Fénelon ou l'inquiétude du politique
L'oeuvre de Fénelon témoigne d'une profonde inquiétude du politique. Fénelon s'est constamment intéressé au gouvernement des hommes, il a toujours manifesté un souci de la chose publique. Or il n'a laissé aucune oeuvre théorique sur ce sujet et il s'est refusé à apparaître comme un penseur politique. Car, à ses yeux, le politique est toujours menacé de tragique et seules des valeurs morales et spirituelles qui lui sont supérieures peuvent parvenir à endiguer ses dérives et empêcher sa séduction. Telles sont les orientations de l'analyse de Fénelon et les bases de son programme de réformes pour la France.
Dépendante d'une anthropologie négative, sa réflexion considère la politique comme le révélateur de ce que Pascal a pu appeler « le vilain fond de l'homme ». Cependant, répondre au défi d'une oeuvre pédagogique suppose un engagement optimiste et une foi en la perfectibilité des hommes. Fénelon parie sur l'hypothèse d'un bon gouvernement ou, du moins, sur la mise en lumière des conditions d'un pouvoir juste et pacifique.

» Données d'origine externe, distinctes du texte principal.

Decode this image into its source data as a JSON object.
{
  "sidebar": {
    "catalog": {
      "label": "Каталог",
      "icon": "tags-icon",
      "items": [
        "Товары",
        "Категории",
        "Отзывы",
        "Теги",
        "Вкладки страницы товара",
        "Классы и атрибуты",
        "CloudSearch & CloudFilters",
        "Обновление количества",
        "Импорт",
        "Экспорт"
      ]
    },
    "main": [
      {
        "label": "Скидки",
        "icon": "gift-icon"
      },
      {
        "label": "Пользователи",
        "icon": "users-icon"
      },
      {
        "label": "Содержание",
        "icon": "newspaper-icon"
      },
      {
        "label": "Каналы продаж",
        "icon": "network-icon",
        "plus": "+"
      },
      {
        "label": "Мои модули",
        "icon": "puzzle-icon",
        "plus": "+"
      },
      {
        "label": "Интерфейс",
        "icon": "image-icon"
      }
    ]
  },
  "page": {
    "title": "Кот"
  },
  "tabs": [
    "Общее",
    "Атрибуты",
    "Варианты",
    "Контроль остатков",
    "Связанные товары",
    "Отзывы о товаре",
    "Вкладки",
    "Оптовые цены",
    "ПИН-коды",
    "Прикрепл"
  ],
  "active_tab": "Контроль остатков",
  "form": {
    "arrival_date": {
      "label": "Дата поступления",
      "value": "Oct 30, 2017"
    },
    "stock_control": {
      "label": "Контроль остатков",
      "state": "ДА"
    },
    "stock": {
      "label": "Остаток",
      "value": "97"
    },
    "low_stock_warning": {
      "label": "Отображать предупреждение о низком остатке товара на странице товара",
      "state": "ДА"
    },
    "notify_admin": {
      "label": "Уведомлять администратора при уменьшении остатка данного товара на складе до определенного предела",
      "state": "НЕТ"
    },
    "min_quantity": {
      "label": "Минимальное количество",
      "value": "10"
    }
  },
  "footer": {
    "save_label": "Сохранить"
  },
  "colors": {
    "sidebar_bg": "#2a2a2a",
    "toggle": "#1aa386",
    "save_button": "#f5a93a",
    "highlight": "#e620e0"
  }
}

Pour autant, le recours à la fiction, nécessaire au précepteur qui entend instruire le prince, trahit un véritable déplacement du problème politique : au fil des textes d'imagination s'invente une solution moins technique que littéraire à l'inquiétude du politique et se dessine un repli des idées sur l'enchantement de l'écriture poétique.